An Energy Department report last week showed that stockpiles of gas rose unexpectedly amid slowing demand and mild weather. Factories, power plants and commercial demand account for about 42 percent of gas consumption.
“U.S. steel production, for example, has collapsed,” said Martin King, an analyst at FirstEnergy Capital Corp. in Calgary. “There are these pockets of real weakness, so between the bump in supply and the erosion in demand, it’s not being offset by space heating yet.”
Natural gas for January delivery fell 31.5 cents, or 4.6 percent, to $6.512 per million British thermal units at 10:24 a.m. on the New York Mercantile Exchange. The futures gained 5 percent yesterday. Prices have dropped 13 percent this year.
King estimates U.S. supplies have been outstripping demand by as much as 3 billion cubic feet a day since early October. Inventories reached 3.488 trillion cubic feet in the week ended Nov. 14, according to the Energy Department.
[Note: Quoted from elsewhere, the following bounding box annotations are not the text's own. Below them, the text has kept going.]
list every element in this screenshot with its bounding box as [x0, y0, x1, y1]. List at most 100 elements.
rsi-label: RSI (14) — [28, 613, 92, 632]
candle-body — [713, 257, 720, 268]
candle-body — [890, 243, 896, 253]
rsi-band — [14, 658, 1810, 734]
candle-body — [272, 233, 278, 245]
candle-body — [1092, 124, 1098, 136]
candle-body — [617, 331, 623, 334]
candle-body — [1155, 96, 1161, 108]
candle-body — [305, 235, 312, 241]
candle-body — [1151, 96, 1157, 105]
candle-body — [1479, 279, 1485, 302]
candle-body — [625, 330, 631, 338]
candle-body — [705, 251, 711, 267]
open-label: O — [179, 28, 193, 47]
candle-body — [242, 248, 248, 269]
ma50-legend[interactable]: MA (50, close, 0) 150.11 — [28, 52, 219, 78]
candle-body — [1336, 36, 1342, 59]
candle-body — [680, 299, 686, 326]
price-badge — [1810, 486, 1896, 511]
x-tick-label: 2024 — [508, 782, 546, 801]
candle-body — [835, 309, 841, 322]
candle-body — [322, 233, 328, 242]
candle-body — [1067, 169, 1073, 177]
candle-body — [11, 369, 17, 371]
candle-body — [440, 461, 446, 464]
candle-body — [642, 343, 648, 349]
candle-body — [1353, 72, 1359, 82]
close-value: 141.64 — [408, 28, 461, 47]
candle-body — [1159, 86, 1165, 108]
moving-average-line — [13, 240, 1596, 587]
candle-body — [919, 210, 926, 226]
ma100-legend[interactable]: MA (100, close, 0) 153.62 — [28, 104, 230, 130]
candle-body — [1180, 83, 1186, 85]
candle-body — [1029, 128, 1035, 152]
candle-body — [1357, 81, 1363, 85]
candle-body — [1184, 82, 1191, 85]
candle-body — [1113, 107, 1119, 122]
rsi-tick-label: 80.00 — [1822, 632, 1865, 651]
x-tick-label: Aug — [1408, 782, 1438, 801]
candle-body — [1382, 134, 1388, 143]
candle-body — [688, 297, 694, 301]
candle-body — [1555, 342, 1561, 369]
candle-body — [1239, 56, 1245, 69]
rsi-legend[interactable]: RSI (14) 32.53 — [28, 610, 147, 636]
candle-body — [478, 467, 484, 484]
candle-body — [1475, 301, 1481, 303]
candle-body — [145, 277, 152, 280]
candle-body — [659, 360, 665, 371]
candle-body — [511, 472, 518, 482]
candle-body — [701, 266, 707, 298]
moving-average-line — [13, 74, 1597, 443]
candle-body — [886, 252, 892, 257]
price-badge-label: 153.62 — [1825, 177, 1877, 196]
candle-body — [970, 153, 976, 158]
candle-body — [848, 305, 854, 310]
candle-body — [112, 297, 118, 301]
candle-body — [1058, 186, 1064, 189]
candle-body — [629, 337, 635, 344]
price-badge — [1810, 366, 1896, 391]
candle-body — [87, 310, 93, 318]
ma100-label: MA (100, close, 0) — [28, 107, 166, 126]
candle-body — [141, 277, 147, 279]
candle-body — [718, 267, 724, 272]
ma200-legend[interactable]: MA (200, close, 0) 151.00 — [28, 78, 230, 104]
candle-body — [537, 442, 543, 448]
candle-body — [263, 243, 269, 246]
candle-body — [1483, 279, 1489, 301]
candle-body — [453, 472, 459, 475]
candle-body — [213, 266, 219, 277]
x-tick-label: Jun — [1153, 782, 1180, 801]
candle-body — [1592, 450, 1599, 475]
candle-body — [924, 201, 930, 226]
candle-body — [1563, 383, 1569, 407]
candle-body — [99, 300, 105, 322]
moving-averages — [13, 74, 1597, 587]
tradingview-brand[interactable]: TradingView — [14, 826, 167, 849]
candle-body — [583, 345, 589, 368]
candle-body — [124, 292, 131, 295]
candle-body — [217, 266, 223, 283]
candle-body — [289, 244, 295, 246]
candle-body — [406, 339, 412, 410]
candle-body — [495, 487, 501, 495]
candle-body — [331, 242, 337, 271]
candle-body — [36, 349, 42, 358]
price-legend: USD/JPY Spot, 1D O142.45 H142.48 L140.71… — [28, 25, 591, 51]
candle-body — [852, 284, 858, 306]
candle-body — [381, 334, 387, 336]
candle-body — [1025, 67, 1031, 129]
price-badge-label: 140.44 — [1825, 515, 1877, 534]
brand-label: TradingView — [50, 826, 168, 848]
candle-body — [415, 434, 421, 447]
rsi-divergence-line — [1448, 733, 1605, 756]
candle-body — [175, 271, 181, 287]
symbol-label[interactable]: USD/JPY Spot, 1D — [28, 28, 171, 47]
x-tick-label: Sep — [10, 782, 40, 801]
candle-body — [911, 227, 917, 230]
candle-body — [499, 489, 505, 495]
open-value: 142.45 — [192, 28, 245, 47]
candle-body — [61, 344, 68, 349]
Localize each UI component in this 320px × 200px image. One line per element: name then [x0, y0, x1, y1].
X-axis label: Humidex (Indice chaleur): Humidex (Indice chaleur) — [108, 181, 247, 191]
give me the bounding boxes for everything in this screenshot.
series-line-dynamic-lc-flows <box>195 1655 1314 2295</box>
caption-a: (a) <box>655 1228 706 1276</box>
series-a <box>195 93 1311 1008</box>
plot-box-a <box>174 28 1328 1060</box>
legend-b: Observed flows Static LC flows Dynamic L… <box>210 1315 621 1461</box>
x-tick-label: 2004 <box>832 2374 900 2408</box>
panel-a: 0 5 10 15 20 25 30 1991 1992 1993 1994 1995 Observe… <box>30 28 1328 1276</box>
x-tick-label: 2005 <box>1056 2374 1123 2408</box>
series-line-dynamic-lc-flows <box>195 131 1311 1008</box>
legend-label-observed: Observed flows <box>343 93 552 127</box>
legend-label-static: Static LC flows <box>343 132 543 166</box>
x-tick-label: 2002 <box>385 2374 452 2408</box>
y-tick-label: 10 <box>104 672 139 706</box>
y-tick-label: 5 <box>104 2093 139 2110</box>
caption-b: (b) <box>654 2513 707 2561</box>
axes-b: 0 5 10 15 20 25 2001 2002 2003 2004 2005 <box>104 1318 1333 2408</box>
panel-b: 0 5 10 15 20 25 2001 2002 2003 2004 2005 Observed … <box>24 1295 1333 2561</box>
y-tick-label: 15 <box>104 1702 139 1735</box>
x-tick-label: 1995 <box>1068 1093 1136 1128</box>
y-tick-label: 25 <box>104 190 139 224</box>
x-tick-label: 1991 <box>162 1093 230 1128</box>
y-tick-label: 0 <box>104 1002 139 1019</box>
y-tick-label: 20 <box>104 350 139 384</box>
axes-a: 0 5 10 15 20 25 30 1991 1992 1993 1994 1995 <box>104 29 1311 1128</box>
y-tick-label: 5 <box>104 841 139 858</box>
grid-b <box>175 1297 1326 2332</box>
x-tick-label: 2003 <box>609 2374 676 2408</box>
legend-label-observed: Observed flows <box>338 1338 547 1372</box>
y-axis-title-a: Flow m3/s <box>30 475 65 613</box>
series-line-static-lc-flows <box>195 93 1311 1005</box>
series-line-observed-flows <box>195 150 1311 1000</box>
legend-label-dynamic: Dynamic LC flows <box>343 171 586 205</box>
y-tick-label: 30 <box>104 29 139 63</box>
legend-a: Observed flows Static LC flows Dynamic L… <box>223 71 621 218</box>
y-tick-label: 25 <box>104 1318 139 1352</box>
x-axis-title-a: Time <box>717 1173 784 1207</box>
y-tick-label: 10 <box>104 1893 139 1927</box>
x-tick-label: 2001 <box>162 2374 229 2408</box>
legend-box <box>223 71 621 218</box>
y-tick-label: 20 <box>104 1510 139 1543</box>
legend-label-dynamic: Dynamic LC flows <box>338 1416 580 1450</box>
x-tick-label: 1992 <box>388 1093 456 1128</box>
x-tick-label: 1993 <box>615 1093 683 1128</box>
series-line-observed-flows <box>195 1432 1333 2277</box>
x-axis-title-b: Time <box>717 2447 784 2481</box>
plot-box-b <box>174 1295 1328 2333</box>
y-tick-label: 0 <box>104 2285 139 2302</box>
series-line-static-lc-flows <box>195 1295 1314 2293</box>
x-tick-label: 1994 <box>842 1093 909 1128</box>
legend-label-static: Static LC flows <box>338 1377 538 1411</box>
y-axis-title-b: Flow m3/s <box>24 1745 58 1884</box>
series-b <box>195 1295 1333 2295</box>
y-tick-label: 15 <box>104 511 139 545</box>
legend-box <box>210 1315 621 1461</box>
Natural gas production is expected to gain 6 percent in 2008 from a year earlier, outpacing demand expansion of 1.1 percent, the Energy Department said. In 2009, gas output may rise 2 percent versus a 0.2 percent contraction in consumption.
Steel Mills
U.S. raw steel production fell 3.8 percent last week to 1.348 million tons from 1.4 million tons a week earlier, the American Iron and Steel Institute said yesterday. Compared with a year earlier, production was 36 percent lower.
“Overall economic demand for gas is weighing” on prices, said Stephen Schork, president of Schork Group Inc. of Villanova, Pennsylvania. “We simply have a situation where we have a sizable overhang of supply.”
Until lower temperatures take a meaningful bite out of storage, gas prices will remain under pressure, he said.
“I can’t get too excited about natural gas right now,” Schork said. “It’s still quite a bearish environment. The market is not concerned about demand relative to supply.”
Inventories in the week ended Nov. 14 were 140 billion cubic feet, or 4.2 percent, above the five-year average for that time of year, Energy Department data show.
Supplies probably fell 43 billion cubic feet in the week ended Nov. 21, based on the median of 10 analyst estimates compiled by Bloomberg. The average change for the week over the past five years is a decline of 14 billion cubic feet.
The department is scheduled to release its weekly update on stockpiles at noon tomorrow in Washington.